Metadata-Version: 1.1
Name: pyspark-flame
Version: 0.2.2
Summary: A low-overhead sampling profiler for PySpark, that outputs Flame Graphs
Home-page: https://github.com/jamespic/pyspark-flame
Author: James Pickering
Author-email: james_pic@hotmail.com
License: MIT
Download-URL: https://github.com/jamespic/pyspark-flame/archive/0.2.2.tar.gz
Description: pyspark-flame
        =============
        
        A low-overhead profiler for Spark on Python
        
        Pyspark-flame hooks into Pyspark's existing profiling capabilities to
        provide a low-overhead stack-sampling profiler, that outputs performance
        data in a format compatible with `Brendan Gregg's FlameGraph
        Visualizer <https://github.com/brendangregg/FlameGraph>`__.
        
        Because pyspark-flame hooks into Pyspark's profiling capabilities, it
        can profile the entire execution of an RDD, across the whole of the
        cluster, and provides RDD-level visibility of performance.
        
        Unlike the cProfile-based profiler included with Pyspark, pyspark-flame
        uses stack sampling. It takes stack traces at regular (configurable)
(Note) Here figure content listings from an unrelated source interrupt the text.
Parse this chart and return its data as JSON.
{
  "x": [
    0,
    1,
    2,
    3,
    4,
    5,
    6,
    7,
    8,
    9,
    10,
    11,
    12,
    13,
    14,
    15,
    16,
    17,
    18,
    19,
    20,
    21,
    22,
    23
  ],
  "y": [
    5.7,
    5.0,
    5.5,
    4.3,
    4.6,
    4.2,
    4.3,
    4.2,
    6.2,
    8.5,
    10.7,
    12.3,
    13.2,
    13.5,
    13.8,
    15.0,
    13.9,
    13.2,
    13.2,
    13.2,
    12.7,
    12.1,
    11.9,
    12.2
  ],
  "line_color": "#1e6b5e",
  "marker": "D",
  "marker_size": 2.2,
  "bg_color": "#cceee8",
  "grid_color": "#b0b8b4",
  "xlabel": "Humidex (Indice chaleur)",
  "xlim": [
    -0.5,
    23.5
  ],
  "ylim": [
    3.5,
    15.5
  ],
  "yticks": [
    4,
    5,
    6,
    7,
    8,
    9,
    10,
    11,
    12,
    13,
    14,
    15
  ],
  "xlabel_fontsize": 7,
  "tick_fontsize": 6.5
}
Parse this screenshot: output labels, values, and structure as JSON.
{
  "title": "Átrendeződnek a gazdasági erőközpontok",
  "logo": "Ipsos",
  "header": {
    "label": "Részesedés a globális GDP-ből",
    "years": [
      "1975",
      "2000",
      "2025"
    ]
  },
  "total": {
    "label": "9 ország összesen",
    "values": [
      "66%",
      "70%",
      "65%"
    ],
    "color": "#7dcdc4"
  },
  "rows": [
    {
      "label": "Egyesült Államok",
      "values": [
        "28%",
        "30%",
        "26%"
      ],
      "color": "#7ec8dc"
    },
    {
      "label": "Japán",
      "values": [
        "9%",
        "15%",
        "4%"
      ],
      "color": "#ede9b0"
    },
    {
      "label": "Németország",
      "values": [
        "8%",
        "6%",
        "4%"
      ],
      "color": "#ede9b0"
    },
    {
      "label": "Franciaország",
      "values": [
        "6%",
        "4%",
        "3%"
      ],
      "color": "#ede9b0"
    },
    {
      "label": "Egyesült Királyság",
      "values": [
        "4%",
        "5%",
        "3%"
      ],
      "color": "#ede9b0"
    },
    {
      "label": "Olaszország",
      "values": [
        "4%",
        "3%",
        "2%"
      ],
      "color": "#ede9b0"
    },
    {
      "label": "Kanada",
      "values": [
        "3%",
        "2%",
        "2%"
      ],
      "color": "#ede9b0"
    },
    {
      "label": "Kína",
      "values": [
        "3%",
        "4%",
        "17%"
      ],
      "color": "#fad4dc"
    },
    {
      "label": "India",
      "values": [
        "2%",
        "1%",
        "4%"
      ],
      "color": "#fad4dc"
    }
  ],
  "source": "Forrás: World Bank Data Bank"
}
        intervals, which allows its overhead to be low and tunable, and doesn't
        skew results, making it suitable for use in performance test
        environments at high volumes.
        
        Installation
        ------------
        
        .. code:: bash
        
            pip install pyspark-flame
        
        Usage
        -----
        
        .. code:: python
        
            from pyspark_flame import FlameProfiler
            from pyspark import SparkConf, SparkContext
        
            conf = SparkConf().set("spark.python.profile", "true")
            conf = conf.set("spark.python.profile.dump", ".")  # Optional - if not, dumps to stdout at exit
            sc = SparkContext(
                'local', 'test', conf=conf, profiler_cls=FlameProfiler,
                environment={'pyspark_flame.interval': 0.25}  # Optional - default is 0.2 seconds
            )
            # Do stuff with Spark context...
            sc.show_profiles()
            # Or maybe
            sc.dump_profiles('.')
        
        For convenience, flamegraph.pl is vendored in, so you can produce a
        flame graph with:
        
        .. code:: bash
        
            flamegraph.pl rdd-1.flame > rdd-1.svg
        
Platform: UNKNOWN